In The Book of Think, the young person is encouraged to be more self-observant. For example, he or she is told to explore personal sensory needs: What causes sensory overload for him/her? What is conducive to his/her concentration and creativity? This is an intrapersonal skill, one of the Significant Seven Skills. The young reader is also encouraged to wisely observe the behavior of friends and family to decide who would be a likely problem-solving helper. This is another of the Significant Seven Skills, an interpersonal skill.

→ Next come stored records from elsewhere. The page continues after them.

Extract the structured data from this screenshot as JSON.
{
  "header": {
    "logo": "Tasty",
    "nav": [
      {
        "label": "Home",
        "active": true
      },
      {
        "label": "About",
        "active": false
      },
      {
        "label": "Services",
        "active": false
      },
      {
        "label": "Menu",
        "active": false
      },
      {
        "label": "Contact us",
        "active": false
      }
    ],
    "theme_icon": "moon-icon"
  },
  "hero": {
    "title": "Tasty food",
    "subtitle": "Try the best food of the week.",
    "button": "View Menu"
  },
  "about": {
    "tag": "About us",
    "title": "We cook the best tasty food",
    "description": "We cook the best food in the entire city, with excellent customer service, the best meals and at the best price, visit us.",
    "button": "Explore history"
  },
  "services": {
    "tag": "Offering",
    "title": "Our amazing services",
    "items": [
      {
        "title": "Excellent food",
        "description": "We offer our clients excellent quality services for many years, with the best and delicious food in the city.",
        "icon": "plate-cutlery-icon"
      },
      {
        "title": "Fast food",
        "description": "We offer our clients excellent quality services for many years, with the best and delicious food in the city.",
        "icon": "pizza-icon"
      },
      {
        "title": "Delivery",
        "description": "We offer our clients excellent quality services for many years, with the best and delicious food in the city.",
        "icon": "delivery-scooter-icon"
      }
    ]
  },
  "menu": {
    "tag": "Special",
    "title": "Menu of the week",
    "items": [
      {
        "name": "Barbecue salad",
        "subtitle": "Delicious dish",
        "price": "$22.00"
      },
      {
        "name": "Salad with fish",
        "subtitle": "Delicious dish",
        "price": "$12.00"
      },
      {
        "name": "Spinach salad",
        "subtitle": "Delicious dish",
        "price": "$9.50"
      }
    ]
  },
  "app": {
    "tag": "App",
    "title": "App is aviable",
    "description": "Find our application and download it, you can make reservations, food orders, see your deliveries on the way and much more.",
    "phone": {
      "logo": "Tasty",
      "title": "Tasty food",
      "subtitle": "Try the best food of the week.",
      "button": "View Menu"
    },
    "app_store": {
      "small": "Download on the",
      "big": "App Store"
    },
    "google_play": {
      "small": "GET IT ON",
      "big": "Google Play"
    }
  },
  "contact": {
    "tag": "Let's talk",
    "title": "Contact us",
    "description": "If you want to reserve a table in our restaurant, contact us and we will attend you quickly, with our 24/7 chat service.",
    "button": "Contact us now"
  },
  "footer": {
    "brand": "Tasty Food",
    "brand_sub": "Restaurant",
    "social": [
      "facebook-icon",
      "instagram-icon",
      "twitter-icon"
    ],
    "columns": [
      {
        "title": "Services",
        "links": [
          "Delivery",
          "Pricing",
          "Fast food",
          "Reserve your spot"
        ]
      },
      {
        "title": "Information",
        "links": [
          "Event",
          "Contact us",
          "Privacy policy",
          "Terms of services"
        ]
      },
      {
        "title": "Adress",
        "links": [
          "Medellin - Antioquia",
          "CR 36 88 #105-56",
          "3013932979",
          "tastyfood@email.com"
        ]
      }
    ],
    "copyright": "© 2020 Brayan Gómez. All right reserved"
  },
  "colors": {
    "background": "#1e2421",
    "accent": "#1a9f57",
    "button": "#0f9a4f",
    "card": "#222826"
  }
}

The importance of using the strengths of both sides of one’s brain is also explored in The Book of Think. The author explains that the “left brain” is logical and orderly, and has much to do with speech and hearing. The “right brain” handles feelings, experiences, appreciation of art and music, and is inventive. This is reminiscent of the Chapter “A Path to the Future: Hemispheres, Learning Styles, Handedness, and Gender Differences” in Your Child’s Growing Mind by Jane Healy. Some of the exercises described in Your Child’s Growing Mind for helping the two hemispheres of the brain work together are also recommended in The Book of Think:

• Games that combine visual and verbal cues
• Visualizing pictures from listening or reading
• Describing actions with words
• Verbalizing intuitive discoveries
• Describing problem-solving experiences

The Book of Think concludes with “It’s not easy to know when you’re right. Thinking about thinking can help you get a head start.” “Thinking about thinking” is metacognition, described in Your Child’s Growing Mind as “clarifying one’s understanding of a topic, experimenting with ideas, or simply enjoying the landscape of one’s own mind.” (page 292) Also, on page 252 of Your Child’s Growing Mind, the author states that metacognition “means being able to stand back and view one’s own learning strategies and mental operations.” In The Book of Think, on page 73, the reader is encouraged to “Look at how you think, and how you get stuck. When you’ve got a solution, try to figure how it can help you next time.” This is another reference to metacognition.

I would highly recommend The Book of Think to any young person who wants to become more aware of his world and more creative in solving intellectual and life problems. The principles behind the book can be found in both of our class texts, Positive Discipline and Your Child’s Growing Mind.